I am not saying that it is purely next token prediction, I am just dubious about your evidence that it is not.
Quick reply, after doing a bit of reading and recalling a thing or two: In a ‘classical’ machine we have a clean separation of process and memory. Memory is kept on the paper tape of our Turing Machine and processing is located in, well, the processor. In a connectionist machine process and memory are all smushed together. GPTs are connectionist virtual machines running on a classical machine. The “plan” I’m looking for is stored in the parameter weights, but it’s smeared over a bunch of them. So this classical machine has to visit every one of them before it can output a token.
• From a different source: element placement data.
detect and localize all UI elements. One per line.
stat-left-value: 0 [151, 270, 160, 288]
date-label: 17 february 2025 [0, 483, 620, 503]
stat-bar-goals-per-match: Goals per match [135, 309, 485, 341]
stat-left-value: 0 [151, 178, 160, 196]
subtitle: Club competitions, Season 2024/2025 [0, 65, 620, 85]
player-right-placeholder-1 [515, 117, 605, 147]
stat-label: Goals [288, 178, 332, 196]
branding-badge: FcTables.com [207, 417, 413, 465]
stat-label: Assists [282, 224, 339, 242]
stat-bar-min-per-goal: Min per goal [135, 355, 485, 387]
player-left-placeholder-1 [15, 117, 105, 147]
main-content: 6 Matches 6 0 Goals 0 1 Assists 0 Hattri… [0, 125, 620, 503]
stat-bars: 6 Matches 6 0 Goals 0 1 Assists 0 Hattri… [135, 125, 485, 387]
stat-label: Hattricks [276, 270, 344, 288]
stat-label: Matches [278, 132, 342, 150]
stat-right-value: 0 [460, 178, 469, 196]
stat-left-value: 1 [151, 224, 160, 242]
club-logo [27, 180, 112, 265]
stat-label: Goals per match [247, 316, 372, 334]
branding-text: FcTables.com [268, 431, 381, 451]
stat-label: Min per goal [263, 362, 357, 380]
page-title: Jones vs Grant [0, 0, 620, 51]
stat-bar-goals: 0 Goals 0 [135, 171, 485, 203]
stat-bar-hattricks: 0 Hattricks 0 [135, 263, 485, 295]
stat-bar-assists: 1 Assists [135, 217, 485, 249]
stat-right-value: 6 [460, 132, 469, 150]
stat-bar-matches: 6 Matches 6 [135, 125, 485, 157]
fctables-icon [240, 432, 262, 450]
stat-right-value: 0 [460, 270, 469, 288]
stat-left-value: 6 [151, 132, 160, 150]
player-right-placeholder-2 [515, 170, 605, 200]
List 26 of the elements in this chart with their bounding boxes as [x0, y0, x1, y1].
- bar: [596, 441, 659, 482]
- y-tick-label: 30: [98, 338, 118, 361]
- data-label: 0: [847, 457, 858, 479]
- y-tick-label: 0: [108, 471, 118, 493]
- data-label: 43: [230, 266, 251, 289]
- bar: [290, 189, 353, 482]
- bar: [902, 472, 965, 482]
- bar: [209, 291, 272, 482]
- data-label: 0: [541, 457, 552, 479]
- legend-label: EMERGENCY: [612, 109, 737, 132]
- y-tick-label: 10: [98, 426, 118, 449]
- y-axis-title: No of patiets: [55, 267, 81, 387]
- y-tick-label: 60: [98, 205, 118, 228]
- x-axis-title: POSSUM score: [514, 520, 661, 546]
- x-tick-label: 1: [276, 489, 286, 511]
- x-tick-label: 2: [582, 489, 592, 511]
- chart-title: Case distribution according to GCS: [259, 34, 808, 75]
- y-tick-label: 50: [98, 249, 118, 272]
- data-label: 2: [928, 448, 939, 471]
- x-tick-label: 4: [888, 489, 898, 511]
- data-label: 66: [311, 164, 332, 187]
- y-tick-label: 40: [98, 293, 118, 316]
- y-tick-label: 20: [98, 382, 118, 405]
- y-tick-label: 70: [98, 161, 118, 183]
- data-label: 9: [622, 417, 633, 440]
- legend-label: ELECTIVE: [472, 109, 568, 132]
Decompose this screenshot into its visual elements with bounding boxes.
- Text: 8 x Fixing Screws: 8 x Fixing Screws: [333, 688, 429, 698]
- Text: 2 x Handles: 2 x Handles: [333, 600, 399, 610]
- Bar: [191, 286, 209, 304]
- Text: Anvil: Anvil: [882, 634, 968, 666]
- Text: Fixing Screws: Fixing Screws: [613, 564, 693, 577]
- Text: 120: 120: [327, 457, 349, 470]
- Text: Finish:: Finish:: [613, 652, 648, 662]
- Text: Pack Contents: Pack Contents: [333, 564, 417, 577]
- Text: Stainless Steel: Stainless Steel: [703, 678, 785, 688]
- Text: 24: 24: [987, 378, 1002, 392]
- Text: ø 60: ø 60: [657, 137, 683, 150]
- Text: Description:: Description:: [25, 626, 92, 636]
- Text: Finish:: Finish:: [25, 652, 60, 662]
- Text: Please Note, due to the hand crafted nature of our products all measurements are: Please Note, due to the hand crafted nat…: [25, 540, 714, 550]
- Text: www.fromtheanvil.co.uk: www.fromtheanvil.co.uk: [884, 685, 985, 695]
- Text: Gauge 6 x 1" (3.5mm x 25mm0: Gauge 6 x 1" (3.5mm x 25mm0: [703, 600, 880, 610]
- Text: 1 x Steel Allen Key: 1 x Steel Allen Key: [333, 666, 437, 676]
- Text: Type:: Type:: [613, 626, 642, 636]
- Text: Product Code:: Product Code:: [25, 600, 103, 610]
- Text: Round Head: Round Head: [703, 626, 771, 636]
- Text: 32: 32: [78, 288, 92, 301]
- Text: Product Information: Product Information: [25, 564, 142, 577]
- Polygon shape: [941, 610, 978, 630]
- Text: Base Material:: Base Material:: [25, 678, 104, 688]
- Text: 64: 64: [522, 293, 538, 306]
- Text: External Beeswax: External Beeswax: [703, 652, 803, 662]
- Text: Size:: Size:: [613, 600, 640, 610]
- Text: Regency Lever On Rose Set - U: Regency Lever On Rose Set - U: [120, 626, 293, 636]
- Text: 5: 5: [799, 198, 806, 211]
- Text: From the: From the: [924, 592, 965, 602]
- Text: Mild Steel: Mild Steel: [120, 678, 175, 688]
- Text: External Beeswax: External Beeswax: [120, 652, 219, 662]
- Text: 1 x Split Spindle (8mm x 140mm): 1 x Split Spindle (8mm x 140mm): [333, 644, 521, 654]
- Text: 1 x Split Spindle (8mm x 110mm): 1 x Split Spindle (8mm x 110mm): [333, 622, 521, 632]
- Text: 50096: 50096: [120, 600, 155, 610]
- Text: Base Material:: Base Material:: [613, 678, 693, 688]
So, yes, purely next token prediction. But the prediction cycle, in effect, involves ‘reassembling’ the plan each time through.
To my mind, in order to say we “understand” how this puppy is telling a story, we need to say more than it’s a next-token-prediction machine. We need to say something about how that “plan” is smeared over those weights. We need to come up with concepts we can use in formulating such explanations. Maybe the right concepts are just laying scattered about in dusty old file cabinets someplace. But, I’m thinking this is likely, we have to invent some new ones as well.
Wolfram was trained as a physicist. The language of complex dynamics is natural to him, whereas it’s a poorly learned third or fourth language for me, So he talks of basins of attractors and attractor landscapes. As far as I can tell, in his language, those 175B parameters can be said to have an attractor landscape. When ChatGPT tells a story it enters the Story Valley in that landscape and walks a path through that valley. When its done with the story, it exits that valley. There are all kinds of valleys (and valleys within valleys (and valleys within them)) in the attractor landscape, for all kinds of tasks.
FWIW, the human brain has roughly 86B neurons. Each of those is connected with roughly 10K other neurons. Those connections are mediated by upward of a 100 different chemicals. And those neurons are surrounded by glial cells. In the old days researchers thought those glial cells were like packing peanuts for the neural net. We now know better and are beginning to figure out what they’re doing. Memory is definitely part of their story. So we’ve got to add them into the mix. How many glial cells per neuron? There might be a number in the literature, but I haven’t checked. Anyhow, the number of parameters we need to characterize a human brain is vast.